Tu idea del tiempo: invención de quien mira hacia atrás y recuerda, colocando unas tras otras –como los hitos a lo largo de un camino– las cosas vistas y oídas en el transcurso de su propia vida. Esta idea debería permitirte averiguar las causas objetivas del azar propiciatorio, acaso de la voluntad escondida, que dictaminó que llegarías a la ciudad roja este día y a esta hora, mucho antes de que existieran los tiempos y los espacios.

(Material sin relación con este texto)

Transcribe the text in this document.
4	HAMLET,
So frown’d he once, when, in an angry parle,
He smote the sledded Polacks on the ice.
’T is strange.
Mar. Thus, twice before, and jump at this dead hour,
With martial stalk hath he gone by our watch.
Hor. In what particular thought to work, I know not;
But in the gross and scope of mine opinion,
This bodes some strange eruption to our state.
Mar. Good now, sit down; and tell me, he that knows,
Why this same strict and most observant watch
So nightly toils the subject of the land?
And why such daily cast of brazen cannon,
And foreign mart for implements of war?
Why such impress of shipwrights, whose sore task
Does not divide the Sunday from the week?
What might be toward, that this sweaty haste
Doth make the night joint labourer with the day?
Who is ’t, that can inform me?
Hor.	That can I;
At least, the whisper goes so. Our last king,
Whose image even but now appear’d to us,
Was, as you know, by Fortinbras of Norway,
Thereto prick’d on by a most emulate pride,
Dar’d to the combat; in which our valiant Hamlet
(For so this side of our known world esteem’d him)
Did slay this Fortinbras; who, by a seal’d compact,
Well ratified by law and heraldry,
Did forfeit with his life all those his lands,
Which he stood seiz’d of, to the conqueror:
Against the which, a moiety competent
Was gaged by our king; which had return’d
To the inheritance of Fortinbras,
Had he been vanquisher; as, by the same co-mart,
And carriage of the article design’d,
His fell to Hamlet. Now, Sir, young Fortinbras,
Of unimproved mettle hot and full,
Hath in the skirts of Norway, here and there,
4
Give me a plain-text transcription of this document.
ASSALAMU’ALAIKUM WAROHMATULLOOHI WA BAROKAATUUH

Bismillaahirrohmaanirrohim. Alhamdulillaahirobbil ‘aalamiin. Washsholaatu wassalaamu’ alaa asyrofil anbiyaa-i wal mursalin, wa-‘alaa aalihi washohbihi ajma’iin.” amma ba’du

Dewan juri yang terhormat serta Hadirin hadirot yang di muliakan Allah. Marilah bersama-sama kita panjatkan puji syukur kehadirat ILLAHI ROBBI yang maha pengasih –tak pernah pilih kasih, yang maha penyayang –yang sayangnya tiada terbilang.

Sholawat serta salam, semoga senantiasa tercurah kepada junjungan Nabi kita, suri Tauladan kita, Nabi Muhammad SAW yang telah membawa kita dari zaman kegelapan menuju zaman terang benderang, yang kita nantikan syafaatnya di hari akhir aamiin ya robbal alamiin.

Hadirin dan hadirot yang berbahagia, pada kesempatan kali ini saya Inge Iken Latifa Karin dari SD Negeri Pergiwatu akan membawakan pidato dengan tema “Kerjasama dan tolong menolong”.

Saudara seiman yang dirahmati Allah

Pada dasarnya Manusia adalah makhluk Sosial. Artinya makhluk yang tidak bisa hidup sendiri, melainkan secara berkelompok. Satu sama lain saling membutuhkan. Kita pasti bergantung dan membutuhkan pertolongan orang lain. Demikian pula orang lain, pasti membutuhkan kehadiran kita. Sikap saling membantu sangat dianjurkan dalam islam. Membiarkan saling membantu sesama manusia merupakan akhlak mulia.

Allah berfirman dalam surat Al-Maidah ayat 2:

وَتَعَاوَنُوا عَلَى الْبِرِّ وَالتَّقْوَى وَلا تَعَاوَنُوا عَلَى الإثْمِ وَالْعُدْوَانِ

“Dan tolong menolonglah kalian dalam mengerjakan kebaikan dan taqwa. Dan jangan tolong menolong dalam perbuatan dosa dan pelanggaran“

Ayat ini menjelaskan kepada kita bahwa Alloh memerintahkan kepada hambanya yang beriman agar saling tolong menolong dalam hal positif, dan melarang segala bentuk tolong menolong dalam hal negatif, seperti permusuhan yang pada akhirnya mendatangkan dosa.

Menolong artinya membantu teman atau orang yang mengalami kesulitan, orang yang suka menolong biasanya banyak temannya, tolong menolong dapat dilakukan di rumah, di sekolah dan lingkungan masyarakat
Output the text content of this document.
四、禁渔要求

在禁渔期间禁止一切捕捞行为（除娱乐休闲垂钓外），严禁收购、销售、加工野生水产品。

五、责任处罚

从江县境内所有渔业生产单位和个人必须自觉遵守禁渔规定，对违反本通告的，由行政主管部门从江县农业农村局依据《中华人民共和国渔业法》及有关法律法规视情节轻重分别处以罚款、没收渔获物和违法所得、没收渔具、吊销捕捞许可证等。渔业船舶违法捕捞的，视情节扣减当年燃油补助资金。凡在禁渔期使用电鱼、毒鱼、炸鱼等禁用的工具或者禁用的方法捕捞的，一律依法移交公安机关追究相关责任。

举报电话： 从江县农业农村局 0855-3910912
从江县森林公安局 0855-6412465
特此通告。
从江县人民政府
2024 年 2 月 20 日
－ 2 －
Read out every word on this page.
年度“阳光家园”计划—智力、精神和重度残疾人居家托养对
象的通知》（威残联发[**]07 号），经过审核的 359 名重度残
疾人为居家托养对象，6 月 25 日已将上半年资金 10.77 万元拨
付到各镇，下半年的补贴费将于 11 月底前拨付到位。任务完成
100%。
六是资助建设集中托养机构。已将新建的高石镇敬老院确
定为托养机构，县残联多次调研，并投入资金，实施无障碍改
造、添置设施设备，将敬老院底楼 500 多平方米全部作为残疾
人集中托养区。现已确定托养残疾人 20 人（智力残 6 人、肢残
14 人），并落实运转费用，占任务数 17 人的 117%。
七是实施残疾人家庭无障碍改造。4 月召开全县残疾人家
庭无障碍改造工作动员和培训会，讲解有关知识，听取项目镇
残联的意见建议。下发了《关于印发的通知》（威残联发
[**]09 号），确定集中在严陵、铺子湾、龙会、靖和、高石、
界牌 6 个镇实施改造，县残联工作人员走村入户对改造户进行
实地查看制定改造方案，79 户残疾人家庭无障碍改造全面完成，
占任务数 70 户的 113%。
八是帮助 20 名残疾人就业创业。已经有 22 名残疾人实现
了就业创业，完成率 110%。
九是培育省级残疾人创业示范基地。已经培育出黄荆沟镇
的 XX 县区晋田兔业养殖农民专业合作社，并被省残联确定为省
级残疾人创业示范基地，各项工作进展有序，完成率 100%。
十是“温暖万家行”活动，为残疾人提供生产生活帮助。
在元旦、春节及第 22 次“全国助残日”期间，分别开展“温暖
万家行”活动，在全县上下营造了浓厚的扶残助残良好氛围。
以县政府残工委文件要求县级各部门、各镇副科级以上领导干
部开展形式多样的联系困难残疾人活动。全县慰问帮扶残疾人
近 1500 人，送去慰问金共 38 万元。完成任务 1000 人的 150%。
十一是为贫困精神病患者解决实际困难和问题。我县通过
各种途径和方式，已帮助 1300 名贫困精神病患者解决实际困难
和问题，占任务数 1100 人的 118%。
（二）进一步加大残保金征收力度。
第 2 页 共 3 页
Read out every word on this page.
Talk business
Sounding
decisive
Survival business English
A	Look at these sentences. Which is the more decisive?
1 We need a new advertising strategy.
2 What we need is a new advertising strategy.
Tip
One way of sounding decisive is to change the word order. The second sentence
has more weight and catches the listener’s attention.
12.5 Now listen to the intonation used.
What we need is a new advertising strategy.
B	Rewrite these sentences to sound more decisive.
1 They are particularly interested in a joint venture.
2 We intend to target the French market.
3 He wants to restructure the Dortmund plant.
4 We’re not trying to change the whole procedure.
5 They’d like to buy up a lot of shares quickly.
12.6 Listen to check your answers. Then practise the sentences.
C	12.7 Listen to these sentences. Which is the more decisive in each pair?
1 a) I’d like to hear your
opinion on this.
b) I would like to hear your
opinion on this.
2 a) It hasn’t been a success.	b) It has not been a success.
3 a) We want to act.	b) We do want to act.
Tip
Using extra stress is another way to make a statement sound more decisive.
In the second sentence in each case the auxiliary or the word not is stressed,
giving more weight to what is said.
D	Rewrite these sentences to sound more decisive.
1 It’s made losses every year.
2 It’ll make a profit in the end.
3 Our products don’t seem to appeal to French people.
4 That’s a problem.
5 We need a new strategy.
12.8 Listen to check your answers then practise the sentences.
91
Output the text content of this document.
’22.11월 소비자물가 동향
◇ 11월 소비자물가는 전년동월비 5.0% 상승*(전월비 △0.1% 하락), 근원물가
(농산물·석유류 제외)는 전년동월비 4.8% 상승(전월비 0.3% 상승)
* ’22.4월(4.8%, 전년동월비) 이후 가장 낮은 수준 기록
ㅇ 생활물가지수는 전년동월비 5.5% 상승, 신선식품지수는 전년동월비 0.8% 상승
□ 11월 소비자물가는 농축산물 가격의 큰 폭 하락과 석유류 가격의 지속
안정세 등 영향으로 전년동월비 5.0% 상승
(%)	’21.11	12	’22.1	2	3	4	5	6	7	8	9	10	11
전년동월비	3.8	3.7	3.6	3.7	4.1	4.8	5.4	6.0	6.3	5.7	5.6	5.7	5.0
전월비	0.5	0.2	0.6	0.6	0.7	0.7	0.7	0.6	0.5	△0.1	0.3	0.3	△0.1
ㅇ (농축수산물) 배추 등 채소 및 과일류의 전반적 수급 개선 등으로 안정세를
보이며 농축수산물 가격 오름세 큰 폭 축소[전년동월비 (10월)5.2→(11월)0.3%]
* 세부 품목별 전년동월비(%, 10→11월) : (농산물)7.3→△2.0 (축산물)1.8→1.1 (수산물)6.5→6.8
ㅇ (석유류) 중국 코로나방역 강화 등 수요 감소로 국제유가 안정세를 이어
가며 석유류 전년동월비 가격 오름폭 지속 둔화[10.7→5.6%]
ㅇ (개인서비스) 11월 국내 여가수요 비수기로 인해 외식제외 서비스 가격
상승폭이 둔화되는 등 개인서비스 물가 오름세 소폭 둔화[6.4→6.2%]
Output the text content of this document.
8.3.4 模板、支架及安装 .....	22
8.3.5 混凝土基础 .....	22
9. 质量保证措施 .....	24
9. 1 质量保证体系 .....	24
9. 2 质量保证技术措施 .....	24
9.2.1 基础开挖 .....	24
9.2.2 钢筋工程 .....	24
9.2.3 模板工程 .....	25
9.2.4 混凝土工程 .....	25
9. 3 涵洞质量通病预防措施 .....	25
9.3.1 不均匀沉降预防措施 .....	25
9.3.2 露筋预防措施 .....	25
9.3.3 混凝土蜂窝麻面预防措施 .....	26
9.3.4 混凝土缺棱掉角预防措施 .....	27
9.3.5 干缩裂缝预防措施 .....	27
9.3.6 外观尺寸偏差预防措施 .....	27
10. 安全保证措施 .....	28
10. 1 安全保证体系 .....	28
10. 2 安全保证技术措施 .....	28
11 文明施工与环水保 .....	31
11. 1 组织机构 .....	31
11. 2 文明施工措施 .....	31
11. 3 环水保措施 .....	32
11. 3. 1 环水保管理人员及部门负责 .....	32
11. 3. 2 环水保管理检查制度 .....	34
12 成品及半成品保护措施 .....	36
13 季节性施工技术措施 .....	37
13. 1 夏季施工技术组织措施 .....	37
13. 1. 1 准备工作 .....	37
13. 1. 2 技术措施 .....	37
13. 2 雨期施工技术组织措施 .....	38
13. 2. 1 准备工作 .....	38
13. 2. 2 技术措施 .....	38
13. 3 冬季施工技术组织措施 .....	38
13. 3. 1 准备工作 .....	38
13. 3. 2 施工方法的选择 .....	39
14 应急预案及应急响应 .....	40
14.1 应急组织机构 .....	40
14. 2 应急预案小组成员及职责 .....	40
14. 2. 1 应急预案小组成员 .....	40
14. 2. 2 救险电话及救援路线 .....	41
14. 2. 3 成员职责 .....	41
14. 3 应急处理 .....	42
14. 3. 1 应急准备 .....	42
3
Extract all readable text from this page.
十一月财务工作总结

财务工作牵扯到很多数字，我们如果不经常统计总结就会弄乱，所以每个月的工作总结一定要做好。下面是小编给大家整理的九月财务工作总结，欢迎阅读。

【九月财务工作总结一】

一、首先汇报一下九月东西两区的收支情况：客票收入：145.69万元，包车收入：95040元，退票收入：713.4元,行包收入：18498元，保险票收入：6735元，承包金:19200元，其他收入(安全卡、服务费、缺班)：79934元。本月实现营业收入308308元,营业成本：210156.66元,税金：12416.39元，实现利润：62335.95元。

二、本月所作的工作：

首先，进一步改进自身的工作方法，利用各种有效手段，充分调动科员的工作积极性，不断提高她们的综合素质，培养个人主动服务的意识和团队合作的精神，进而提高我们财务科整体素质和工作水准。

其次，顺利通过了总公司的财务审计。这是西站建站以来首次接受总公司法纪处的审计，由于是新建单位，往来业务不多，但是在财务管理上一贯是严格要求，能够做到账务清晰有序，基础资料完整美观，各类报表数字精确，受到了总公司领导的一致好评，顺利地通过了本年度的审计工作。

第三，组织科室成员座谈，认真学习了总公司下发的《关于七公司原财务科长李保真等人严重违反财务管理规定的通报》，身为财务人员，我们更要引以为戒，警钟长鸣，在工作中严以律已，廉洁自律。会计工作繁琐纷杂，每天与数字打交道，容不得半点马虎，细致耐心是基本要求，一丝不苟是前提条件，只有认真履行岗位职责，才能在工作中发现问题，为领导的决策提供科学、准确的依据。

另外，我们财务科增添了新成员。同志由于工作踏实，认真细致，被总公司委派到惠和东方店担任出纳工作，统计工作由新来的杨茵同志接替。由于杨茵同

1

Pero, ¿qué imágenes ven tus ojos? ¿Qué suelos pisan tus pies y qué aromas embriagan tu olfato? No es, no, una sola ciudad, sino una multitud laberíntica, terrible, monstruosa, infinita pero subyugante, la que tu conciencia se representa, recorridos todos los espacios por todos tiempos que existieron y existirán. Tal vez fueron tus ponderaciones previas a la llegada, marcada por el hado, las que produjeron una multitud de ciudades, como sucesivas visiones de Troya imaginadas por Aquiles antes de morir, contándole a Patroclo mientras le mira con ternura a los ojos, cómo se había figurado la apariencia de los palacios, de las fuentes, de los templos y los manjares ilíacos, mientras rodeaba la urbe con su carro durante la guerra, pero sin poder alcanzar a ver jamás uno solo de sus tejados por encima de la descomunal muralla. Si Troya existe es tan solo en los ojos de Patroclo, donde arden las historias que le cuenta Aquiles, enamorado, hasta consumirse la vida del devoto amante.